2. Submit the Requested Information Promptly and Accurately.

When a Surety acknowledges your Notice of Claim under Schedule C, it will also provide a list of the information needed to confirm the validity of the amounts being claimed.

Remember that the Surety has a limited amount of time (between 10 and 35 business days) in which to provide you with a response setting out the portions of the Claim that are disputed and those that are undisputed. Promptly providing the Surety with the required information to evaluate your Claim will go a long way toward ensuring that you get your money as expeditiously as possible.

Put another way, the more complete and accurate the information you provide; the less likely that the disputed amount will be a large number!

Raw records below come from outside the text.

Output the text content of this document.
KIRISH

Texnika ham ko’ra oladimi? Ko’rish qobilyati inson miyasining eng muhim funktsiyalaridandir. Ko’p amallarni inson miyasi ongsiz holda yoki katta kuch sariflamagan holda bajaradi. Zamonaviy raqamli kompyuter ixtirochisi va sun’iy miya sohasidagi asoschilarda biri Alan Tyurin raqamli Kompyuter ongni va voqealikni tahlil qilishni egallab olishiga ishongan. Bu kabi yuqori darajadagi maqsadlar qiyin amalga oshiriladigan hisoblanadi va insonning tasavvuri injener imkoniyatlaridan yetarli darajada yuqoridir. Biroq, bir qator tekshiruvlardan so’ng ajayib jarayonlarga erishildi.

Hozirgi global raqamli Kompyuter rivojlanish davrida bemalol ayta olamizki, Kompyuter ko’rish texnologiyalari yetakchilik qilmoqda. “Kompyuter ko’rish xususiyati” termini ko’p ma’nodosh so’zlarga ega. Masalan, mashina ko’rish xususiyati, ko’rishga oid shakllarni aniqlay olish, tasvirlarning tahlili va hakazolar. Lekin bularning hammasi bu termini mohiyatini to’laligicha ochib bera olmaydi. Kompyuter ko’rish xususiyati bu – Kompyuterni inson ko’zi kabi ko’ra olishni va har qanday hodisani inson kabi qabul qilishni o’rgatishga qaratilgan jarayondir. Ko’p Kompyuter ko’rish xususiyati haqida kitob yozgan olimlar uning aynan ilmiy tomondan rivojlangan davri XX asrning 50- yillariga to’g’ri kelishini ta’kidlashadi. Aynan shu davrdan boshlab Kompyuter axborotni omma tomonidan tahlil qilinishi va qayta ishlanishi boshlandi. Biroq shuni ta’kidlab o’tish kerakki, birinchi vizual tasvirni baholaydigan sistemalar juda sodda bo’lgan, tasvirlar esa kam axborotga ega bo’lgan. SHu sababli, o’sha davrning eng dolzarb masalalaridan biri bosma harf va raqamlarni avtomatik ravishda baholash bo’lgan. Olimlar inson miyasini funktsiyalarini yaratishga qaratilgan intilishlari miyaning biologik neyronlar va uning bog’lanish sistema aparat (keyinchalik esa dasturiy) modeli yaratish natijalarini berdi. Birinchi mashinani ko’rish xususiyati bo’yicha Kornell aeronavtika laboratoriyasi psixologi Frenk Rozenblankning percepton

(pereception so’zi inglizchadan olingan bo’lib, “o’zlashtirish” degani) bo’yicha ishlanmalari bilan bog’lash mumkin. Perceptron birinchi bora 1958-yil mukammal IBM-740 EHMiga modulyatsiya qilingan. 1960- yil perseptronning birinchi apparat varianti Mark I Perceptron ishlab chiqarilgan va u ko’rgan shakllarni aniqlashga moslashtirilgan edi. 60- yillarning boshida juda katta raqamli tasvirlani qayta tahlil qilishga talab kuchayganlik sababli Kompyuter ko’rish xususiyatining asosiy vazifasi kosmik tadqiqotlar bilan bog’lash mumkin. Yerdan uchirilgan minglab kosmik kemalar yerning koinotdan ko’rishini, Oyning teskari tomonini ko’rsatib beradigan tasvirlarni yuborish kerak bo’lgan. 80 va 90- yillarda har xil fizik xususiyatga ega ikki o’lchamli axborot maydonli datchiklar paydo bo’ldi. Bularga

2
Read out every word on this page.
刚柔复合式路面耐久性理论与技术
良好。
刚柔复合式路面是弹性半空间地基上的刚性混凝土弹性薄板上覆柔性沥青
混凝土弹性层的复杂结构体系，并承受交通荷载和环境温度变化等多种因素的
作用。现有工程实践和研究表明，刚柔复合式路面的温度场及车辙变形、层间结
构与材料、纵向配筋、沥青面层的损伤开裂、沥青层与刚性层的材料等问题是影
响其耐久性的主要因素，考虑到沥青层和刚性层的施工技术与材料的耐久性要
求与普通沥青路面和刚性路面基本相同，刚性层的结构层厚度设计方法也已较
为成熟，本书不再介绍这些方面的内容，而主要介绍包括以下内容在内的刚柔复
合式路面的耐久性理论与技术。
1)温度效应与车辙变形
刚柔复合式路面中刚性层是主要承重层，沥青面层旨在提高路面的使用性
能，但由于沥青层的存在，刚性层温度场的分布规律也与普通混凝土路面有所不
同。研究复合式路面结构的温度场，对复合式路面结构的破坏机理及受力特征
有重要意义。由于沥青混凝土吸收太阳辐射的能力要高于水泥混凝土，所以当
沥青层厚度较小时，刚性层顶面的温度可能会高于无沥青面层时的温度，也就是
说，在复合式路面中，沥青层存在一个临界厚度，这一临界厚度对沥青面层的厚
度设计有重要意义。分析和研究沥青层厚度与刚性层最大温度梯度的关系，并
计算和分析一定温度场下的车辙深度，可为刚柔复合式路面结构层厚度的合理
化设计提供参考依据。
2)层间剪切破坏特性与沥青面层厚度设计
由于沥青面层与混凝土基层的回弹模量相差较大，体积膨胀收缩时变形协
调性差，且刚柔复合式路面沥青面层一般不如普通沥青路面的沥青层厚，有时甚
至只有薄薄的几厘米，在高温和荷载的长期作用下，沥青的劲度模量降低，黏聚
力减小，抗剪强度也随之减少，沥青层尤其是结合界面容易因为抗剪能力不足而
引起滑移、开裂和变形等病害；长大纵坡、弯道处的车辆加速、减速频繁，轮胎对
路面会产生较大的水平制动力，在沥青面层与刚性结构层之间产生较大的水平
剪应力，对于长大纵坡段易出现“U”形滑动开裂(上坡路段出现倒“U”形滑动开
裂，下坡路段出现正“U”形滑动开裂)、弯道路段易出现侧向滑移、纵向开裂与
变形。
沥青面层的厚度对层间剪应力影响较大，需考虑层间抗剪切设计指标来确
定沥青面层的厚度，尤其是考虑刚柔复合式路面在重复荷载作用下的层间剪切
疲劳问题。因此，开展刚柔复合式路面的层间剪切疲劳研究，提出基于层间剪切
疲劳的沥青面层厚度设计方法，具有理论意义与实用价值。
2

3. Ensure that your Files are Documented.

While keeping well documented files is never bad practice, it becomes more important under the new regime. Generally speaking, the requirements imposed upon all parties to the bond make well documented files essential in the event of a challenge or dispute.

This becomes particularly pertinent in the case of payment bond claims where disputes can be referred to an adjudicator for a fast-tracked resolution. Experience in other jurisdictions suggests that the outcome of an adjudication can be determined by the quality of the documentation provided to the adjudicator, making proper and thorough documentation paramount.

This information is provided for information purposes only and is not intended to be exhaustive or authoritative. Nothing here should be construed as legal advice and readers are urged to read the Construction Act of Ontario and supporting documentation thoroughly and consult with counsel for advice as to specific issues.